The Journal of investigative dermatology | 2021
IL-6R/STAT3-signaling in keratinocytes rather than T cells induces psoriasis-like dermatitis in mice.
Abstract
STAT3 is important for psoriasis pathogenesis as STAT3-signaling downstream of IL-6, IL-21, IL-22 and IL-23 contributes to Th17 cell development and keratinocyte STAT3 expression in transgenic mice (K14-Stat3C mice) develop psoriasis-like dermatitis. Herein, the relative contribution of STAT3-signaling in keratinocytes versus T cells was evaluated in the imiquimod model of psoriasis-like dermatitis. Mice with STAT3 inducible deletion in keratinocytes (K5-STAT3-/- mice) had decreased psoriasis-like dermatitis and epidermal phosphorylation of STAT3 (pSTAT3) compared with wt mice, whereas mice with constitutive deletion of STAT3 in all T cells were like wt mice.

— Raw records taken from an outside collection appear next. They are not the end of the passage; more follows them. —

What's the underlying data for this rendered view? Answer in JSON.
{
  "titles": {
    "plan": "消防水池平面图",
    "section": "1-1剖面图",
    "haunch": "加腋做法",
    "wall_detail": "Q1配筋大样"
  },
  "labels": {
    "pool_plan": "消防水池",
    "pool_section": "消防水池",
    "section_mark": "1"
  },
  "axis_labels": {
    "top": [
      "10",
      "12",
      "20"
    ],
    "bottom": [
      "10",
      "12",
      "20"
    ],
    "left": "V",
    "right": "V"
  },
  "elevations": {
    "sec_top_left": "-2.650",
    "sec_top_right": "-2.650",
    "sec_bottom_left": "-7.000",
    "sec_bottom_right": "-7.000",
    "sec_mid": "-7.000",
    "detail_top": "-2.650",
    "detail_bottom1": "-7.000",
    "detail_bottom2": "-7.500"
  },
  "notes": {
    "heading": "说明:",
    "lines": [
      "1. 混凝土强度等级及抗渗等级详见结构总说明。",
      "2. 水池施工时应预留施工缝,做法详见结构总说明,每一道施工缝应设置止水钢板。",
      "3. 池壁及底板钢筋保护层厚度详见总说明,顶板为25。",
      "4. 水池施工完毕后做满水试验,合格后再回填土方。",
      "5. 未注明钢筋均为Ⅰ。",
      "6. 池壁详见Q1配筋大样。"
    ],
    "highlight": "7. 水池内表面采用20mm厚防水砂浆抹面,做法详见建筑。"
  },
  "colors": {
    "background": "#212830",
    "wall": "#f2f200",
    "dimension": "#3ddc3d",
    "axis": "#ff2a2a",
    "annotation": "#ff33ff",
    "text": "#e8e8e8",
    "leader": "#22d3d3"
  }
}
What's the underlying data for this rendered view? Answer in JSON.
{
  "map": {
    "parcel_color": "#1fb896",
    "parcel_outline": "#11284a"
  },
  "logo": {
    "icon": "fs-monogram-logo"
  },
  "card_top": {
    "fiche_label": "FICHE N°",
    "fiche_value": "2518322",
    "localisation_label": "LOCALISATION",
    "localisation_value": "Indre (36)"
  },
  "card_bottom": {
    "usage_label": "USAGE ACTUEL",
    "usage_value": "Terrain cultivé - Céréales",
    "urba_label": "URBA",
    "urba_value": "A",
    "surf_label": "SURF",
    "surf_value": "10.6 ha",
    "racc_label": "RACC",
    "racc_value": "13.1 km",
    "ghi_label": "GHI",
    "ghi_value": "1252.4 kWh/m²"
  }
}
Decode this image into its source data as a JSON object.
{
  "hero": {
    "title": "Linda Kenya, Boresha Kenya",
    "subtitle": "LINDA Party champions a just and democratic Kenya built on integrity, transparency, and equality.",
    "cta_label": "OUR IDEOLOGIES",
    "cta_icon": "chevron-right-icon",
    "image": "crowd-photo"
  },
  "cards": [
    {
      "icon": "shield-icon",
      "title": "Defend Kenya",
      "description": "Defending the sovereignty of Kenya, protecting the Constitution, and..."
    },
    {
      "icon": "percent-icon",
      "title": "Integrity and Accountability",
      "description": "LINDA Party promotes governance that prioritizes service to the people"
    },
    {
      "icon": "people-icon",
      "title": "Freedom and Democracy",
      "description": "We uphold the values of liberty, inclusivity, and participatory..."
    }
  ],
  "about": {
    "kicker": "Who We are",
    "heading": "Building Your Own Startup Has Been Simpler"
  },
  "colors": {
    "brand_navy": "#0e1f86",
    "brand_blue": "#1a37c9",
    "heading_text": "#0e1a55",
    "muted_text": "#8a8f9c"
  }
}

Interestingly, mice with keratinocyte-inducible deletion of IL-6 receptor alpha had similar findings as K5-STAT3-/- mice, identifying IL-6/IL-6R as a predominant upstream signal for keratinocyte-STAT3-induced psoriasis-like dermatitis. Moreover, psoriasis-like dermatitis inversely associated with type 1 immune gene products, especially CXCL10, whereas CXCL10 limited psoriasis-like dermatitis, suggesting that keratinocyte-STAT3 signaling promoted psoriasis-like dermatitis by restricting downstream CXCL10 expression. Finally, treatment of mice with the pan-JAK inhibitor, tofacitinib reduced psoriasis-like dermatitis and epidermal pSTAT3 expression. Taken together, STAT3-signaling in keratinocytes rather than T cells was a more important determinant for psoriasis-like dermatitis in a mechanism that involved upstream keratinocyte IL-6R-signaling and downstream inhibition of type 1 immunity-associated CXCL10 responses.